Despite having programmed computers since before many graduate computer science students were born, no one ever actually taught me how to program. Being self-taught, I missed some of the fundamentals. Actually, I missed a lot of them, and every so often one of two things will happen: most commonly, I simply won't know how to do something that a first-year CompSci kid born during the administration of a President I voted against (or worse, voted for) picked up in her first class; less commonly, I will feel bad about this.
The category "things I don't know how to do" includes, for example, creating a linked list in C, or generating x86 Assembler code to index memory allocations on a heap. It comforts me to know that these fundamental questions have only affected my life once, when I interviewed at Microsoft in January 2005.

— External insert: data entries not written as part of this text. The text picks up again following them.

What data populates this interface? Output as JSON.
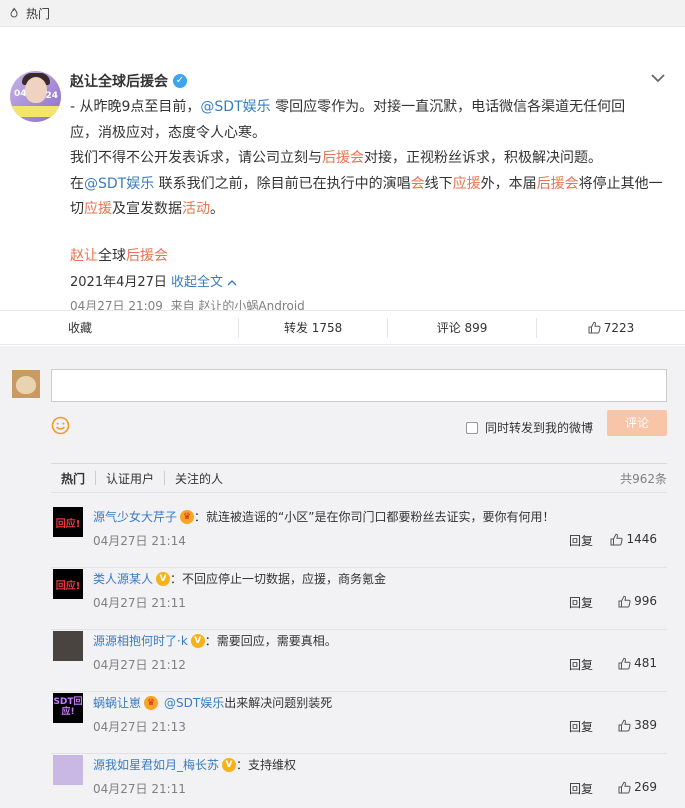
{
  "topbar": {
    "label": "热门"
  },
  "post": {
    "author": "赵让全球后援会",
    "avatar_text_left": "04",
    "avatar_text_right": "24",
    "line1_a": "- 从昨晚9点至目前，",
    "line1_at": "@SDT娱乐",
    "line1_b": " 零回应零作为。对接一直沉默，电话微信各渠道无任何回",
    "line2": "应，消极应对，态度令人心寒。",
    "line3_a": "我们不得不公开发表诉求，请公司立刻与",
    "line3_link": "后援会",
    "line3_b": "对接，正视粉丝诉求，积极解决问题。",
    "line4_a": "在",
    "line4_at": "@SDT娱乐",
    "line4_b": " 联系我们之前，除目前已在执行中的演唱",
    "line4_link1": "会",
    "line4_c": "线下",
    "line4_link2": "应援",
    "line4_d": "外，本届",
    "line4_link3": "后援会",
    "line4_e": "将停止其他一",
    "line5_a": "切",
    "line5_link1": "应援",
    "line5_b": "及宣发数据",
    "line5_link2": "活动",
    "line5_c": "。",
    "sig_a": "赵让",
    "sig_b": "全球",
    "sig_link": "后援会",
    "date": "2021年4月27日",
    "collapse": "收起全文",
    "meta_time": "04月27日 21:09",
    "meta_from": "来自 赵让的小蜗Android"
  },
  "actions": {
    "favorite": "收藏",
    "repost": "转发 1758",
    "comment": "评论 899",
    "like": "7223"
  },
  "composer": {
    "forward_label": "同时转发到我的微博",
    "submit": "评论"
  },
  "tabs": {
    "hot": "热门",
    "verified": "认证用户",
    "following": "关注的人",
    "total": "共962条"
  },
  "comments": [
    {
      "avatar_text": "回应!",
      "name": "源气少女大芹子",
      "badge": "crown",
      "text": "：就连被造谣的“小区”是在你司门口都要粉丝去证实，要你有何用！",
      "time": "04月27日 21:14",
      "reply": "回复",
      "likes": "1446"
    },
    {
      "avatar_text": "回应!",
      "name": "类人源某人",
      "badge": "v",
      "text": "：不回应停止一切数据，应援，商务氪金",
      "time": "04月27日 21:11",
      "reply": "回复",
      "likes": "996"
    },
    {
      "avatar_text": "",
      "name": "源源相抱何时了·k",
      "badge": "v",
      "text": "：需要回应，需要真相。",
      "time": "04月27日 21:12",
      "reply": "回复",
      "likes": "481"
    },
    {
      "avatar_text": "SDT回应!",
      "name": "蜗蜗让崽",
      "badge": "crown",
      "text_at": "@SDT娱乐",
      "text": " 出来解决问题别装死",
      "time": "04月27日 21:13",
      "reply": "回复",
      "likes": "389"
    },
    {
      "avatar_text": "",
      "name": "源我如星君如月_梅长苏",
      "badge": "v",
      "text": "：支持维权",
      "time": "04月27日 21:11",
      "reply": "回复",
      "likes": "269"
    }
  ],
  "colors": {
    "accent": "#eb7350",
    "link": "#3a7cc0",
    "submit_bg": "#f8c5a9",
    "verified": "#3da5ef"
  }
}
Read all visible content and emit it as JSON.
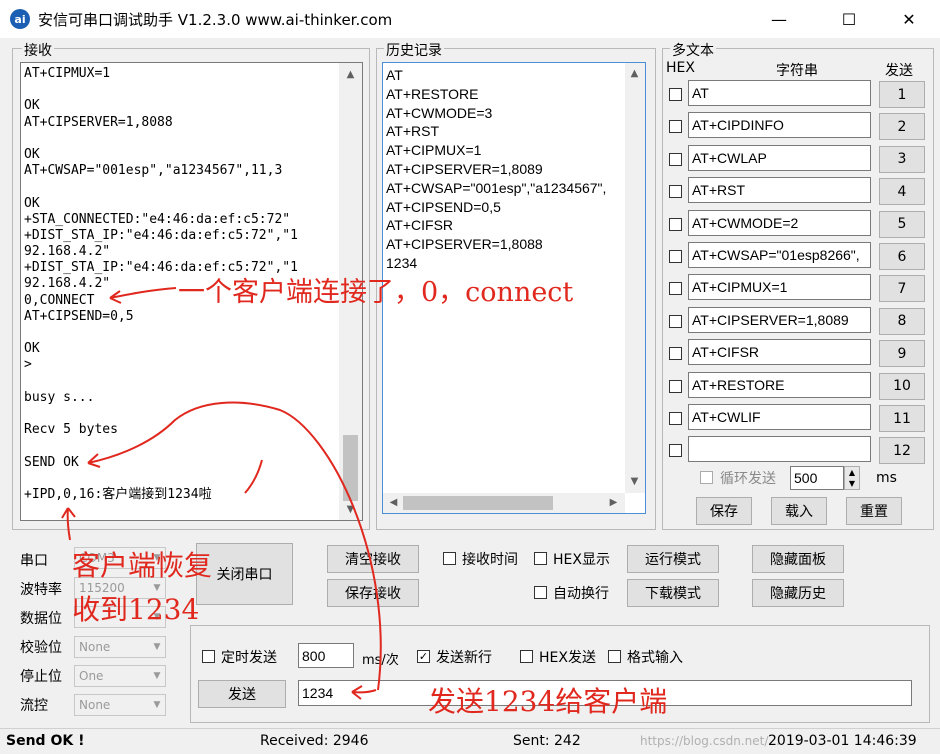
{
  "window": {
    "title": "安信可串口调试助手 V1.2.3.0    www.ai-thinker.com",
    "icon_name": "ai-thinker-logo-icon",
    "minimize": "—",
    "maximize": "☐",
    "close": "✕"
  },
  "receive": {
    "title": "接收",
    "lines": [
      "AT+CIPMUX=1",
      "",
      "OK",
      "AT+CIPSERVER=1,8088",
      "",
      "OK",
      "AT+CWSAP=\"001esp\",\"a1234567\",11,3",
      "",
      "OK",
      "+STA_CONNECTED:\"e4:46:da:ef:c5:72\"",
      "+DIST_STA_IP:\"e4:46:da:ef:c5:72\",\"1",
      "92.168.4.2\"",
      "+DIST_STA_IP:\"e4:46:da:ef:c5:72\",\"1",
      "92.168.4.2\"",
      "0,CONNECT",
      "AT+CIPSEND=0,5",
      "",
      "OK",
      ">",
      "",
      "busy s...",
      "",
      "Recv 5 bytes",
      "",
      "SEND OK",
      "",
      "+IPD,0,16:客户端接到1234啦"
    ]
  },
  "history": {
    "title": "历史记录",
    "items": [
      "AT",
      "AT+RESTORE",
      "AT+CWMODE=3",
      "AT+RST",
      "AT+CIPMUX=1",
      "AT+CIPSERVER=1,8089",
      "AT+CWSAP=\"001esp\",\"a1234567\",",
      "AT+CIPSEND=0,5",
      "AT+CIFSR",
      "AT+CIPSERVER=1,8088",
      "1234"
    ]
  },
  "multitext": {
    "title": "多文本",
    "col_hex": "HEX",
    "col_string": "字符串",
    "col_send": "发送",
    "rows": [
      {
        "text": "AT",
        "btn": "1"
      },
      {
        "text": "AT+CIPDINFO",
        "btn": "2"
      },
      {
        "text": "AT+CWLAP",
        "btn": "3"
      },
      {
        "text": "AT+RST",
        "btn": "4"
      },
      {
        "text": "AT+CWMODE=2",
        "btn": "5"
      },
      {
        "text": "AT+CWSAP=\"01esp8266\",",
        "btn": "6"
      },
      {
        "text": "AT+CIPMUX=1",
        "btn": "7"
      },
      {
        "text": "AT+CIPSERVER=1,8089",
        "btn": "8"
      },
      {
        "text": "AT+CIFSR",
        "btn": "9"
      },
      {
        "text": "AT+RESTORE",
        "btn": "10"
      },
      {
        "text": "AT+CWLIF",
        "btn": "11"
      },
      {
        "text": "",
        "btn": "12"
      }
    ],
    "loop_label": "循环发送",
    "loop_value": "500",
    "loop_unit": "ms",
    "save": "保存",
    "load": "载入",
    "reset": "重置"
  },
  "serial": {
    "port_label": "串口",
    "port_value": "COM3",
    "baud_label": "波特率",
    "baud_value": "115200",
    "databits_label": "数据位",
    "parity_label": "校验位",
    "parity_value": "None",
    "stopbits_label": "停止位",
    "stopbits_value": "One",
    "flow_label": "流控",
    "flow_value": "None",
    "close_port": "关闭串口"
  },
  "controls": {
    "clear_receive": "清空接收",
    "save_receive": "保存接收",
    "recv_time": "接收时间",
    "hex_display": "HEX显示",
    "auto_wrap": "自动换行",
    "run_mode": "运行模式",
    "download_mode": "下载模式",
    "hide_panel": "隐藏面板",
    "hide_history": "隐藏历史"
  },
  "send": {
    "timed_send": "定时发送",
    "interval_value": "800",
    "interval_unit": "ms/次",
    "send_newline": "发送新行",
    "hex_send": "HEX发送",
    "format_input": "格式输入",
    "send_button": "发送",
    "input_value": "1234",
    "send_newline_checked": "✓"
  },
  "status": {
    "left": "Send OK !",
    "received": "Received: 2946",
    "sent": "Sent: 242",
    "datetime": "2019-03-01 14:46:39",
    "watermark": "https://blog.csdn.net/..."
  },
  "annotations": {
    "connect": "一个客户端连接了，0，connect",
    "client_reply_1": "客户端恢复",
    "client_reply_2": "收到1234",
    "send_note": "发送1234给客户端",
    "color": "#e0281e"
  }
}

I've frequently thought about filling these gaps in my knowledge, not because I think it will help my business much, but because I hate not knowing stuff. So a couple of weeks ago I came across a recommendation to read Abelson's Structure and Interpretation of Computer Programming. (I thought I read this is Joel Spolsky's blog, but he has only one reference to Abelson in an entry I first read while trying to source this entry.)

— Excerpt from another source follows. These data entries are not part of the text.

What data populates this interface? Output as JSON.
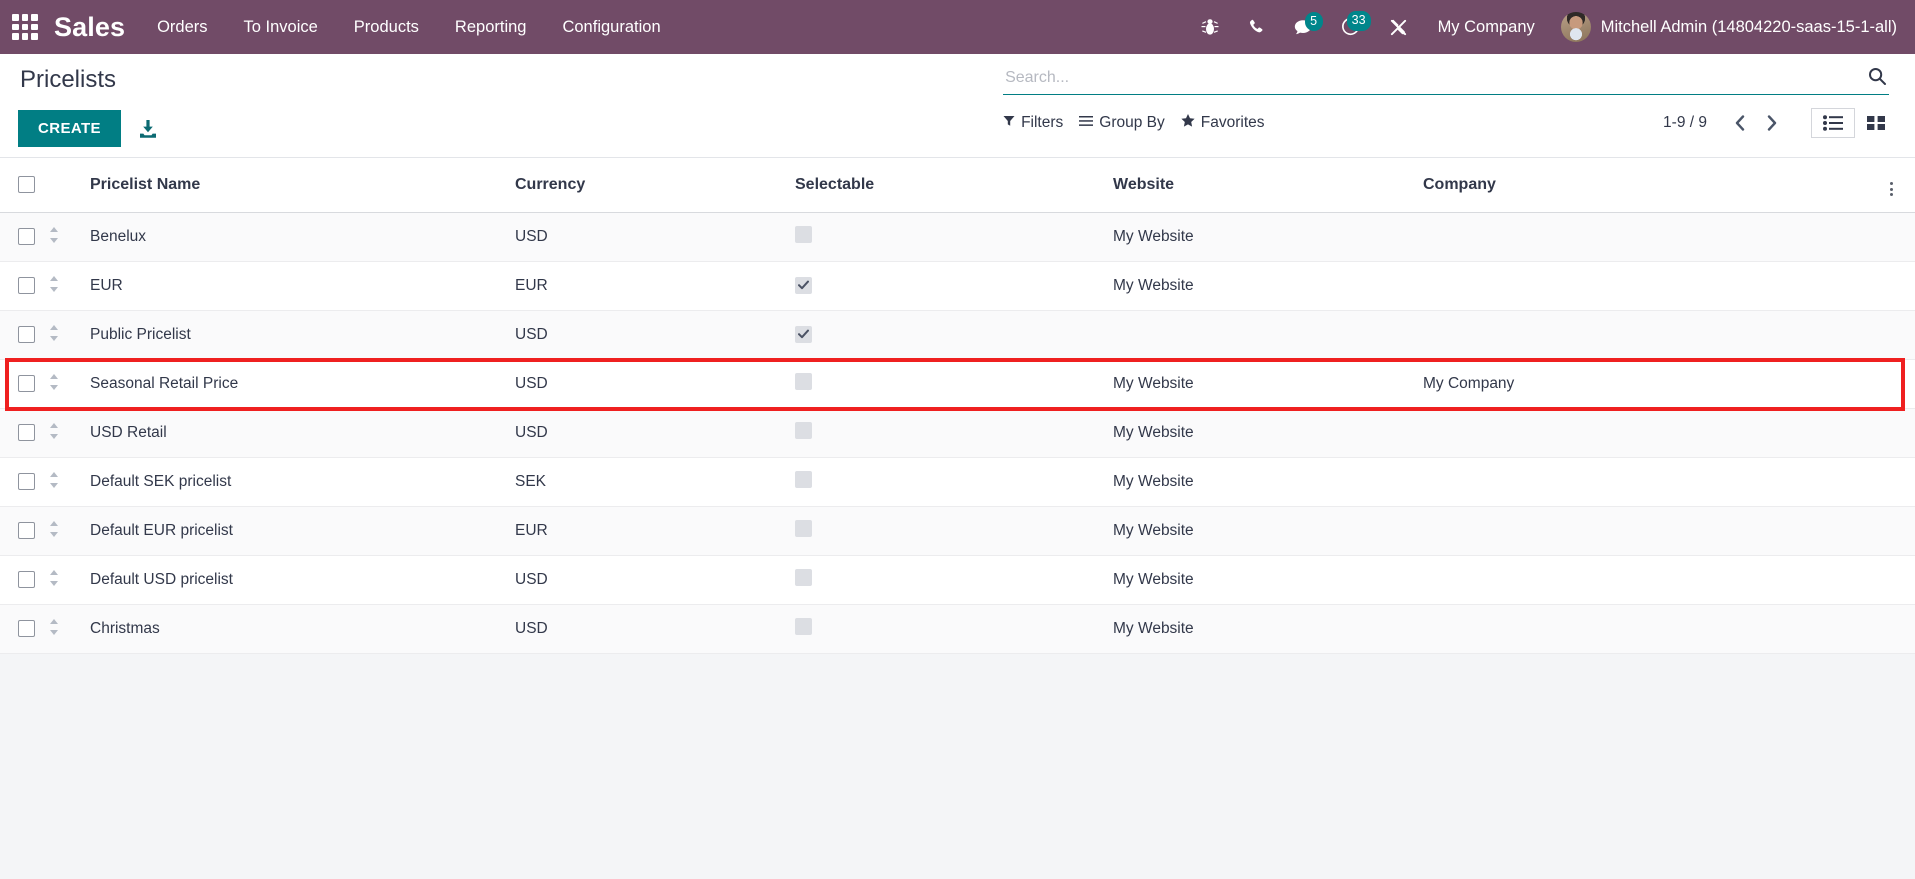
{
  "navbar": {
    "apps_icon": "apps-grid-icon",
    "brand": "Sales",
    "menu": [
      {
        "label": "Orders"
      },
      {
        "label": "To Invoice"
      },
      {
        "label": "Products"
      },
      {
        "label": "Reporting"
      },
      {
        "label": "Configuration"
      }
    ],
    "system_icons": [
      {
        "name": "bug-icon",
        "badge": ""
      },
      {
        "name": "phone-icon",
        "badge": ""
      },
      {
        "name": "chat-icon",
        "badge": "5"
      },
      {
        "name": "activity-clock-icon",
        "badge": "33"
      },
      {
        "name": "tools-icon",
        "badge": ""
      }
    ],
    "company": "My Company",
    "user": "Mitchell Admin (14804220-saas-15-1-all)",
    "background_color": "#714B67",
    "badge_color": "#00868B"
  },
  "control_panel": {
    "title": "Pricelists",
    "create_label": "CREATE",
    "import_icon": "import-download-icon",
    "accent_color": "#017E84",
    "search": {
      "placeholder": "Search...",
      "value": "",
      "search_icon": "search-icon"
    },
    "tools": [
      {
        "label": "Filters",
        "icon": "filter-icon"
      },
      {
        "label": "Group By",
        "icon": "group-by-icon"
      },
      {
        "label": "Favorites",
        "icon": "star-icon"
      }
    ],
    "pager": {
      "range": "1-9 / 9",
      "prev_icon": "chevron-left-icon",
      "next_icon": "chevron-right-icon"
    },
    "views": [
      {
        "name": "list-view",
        "icon": "list-icon",
        "active": true
      },
      {
        "name": "kanban-view",
        "icon": "kanban-icon",
        "active": false
      }
    ]
  },
  "table": {
    "columns": [
      "Pricelist Name",
      "Currency",
      "Selectable",
      "Website",
      "Company"
    ],
    "optional_columns_icon": "vertical-dots-icon",
    "rows": [
      {
        "name": "Benelux",
        "currency": "USD",
        "selectable": false,
        "website": "My Website",
        "company": "",
        "highlighted": false
      },
      {
        "name": "EUR",
        "currency": "EUR",
        "selectable": true,
        "website": "My Website",
        "company": "",
        "highlighted": false
      },
      {
        "name": "Public Pricelist",
        "currency": "USD",
        "selectable": true,
        "website": "",
        "company": "",
        "highlighted": false
      },
      {
        "name": "Seasonal Retail Price",
        "currency": "USD",
        "selectable": false,
        "website": "My Website",
        "company": "My Company",
        "highlighted": true
      },
      {
        "name": "USD Retail",
        "currency": "USD",
        "selectable": false,
        "website": "My Website",
        "company": "",
        "highlighted": false
      },
      {
        "name": "Default SEK pricelist",
        "currency": "SEK",
        "selectable": false,
        "website": "My Website",
        "company": "",
        "highlighted": false
      },
      {
        "name": "Default EUR pricelist",
        "currency": "EUR",
        "selectable": false,
        "website": "My Website",
        "company": "",
        "highlighted": false
      },
      {
        "name": "Default USD pricelist",
        "currency": "USD",
        "selectable": false,
        "website": "My Website",
        "company": "",
        "highlighted": false
      },
      {
        "name": "Christmas",
        "currency": "USD",
        "selectable": false,
        "website": "My Website",
        "company": "",
        "highlighted": false
      }
    ],
    "highlight_color": "#ef2020"
  }
}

I've started reading Abelson, with the consequence that at my advanced age I have also started learning a new programming language: Scheme. Abelson's book uses the language throughout, precisely because it has a simplicity that enables unbelievable complexity, not unlike the Latin alphabet. It comes out of an entirely different philosophy than does my primarly language, C#. I find it refreshing. And really cool. And I found a free interpreter that is also really cool, DrScheme.
Some readers may find this kind of amusing, as if a master mason had suddenly picked up a book on trowel design. But I think a thorough grounding in fundamentals makes anyone better at his or her profession, even if the knowledge is not strictly required. Learning how to create a linked list in C won't help me any more than learning how yeast cells reproduce would help a brewer.
Or, maybe, it will help me exactly as much, and make me a better programmer.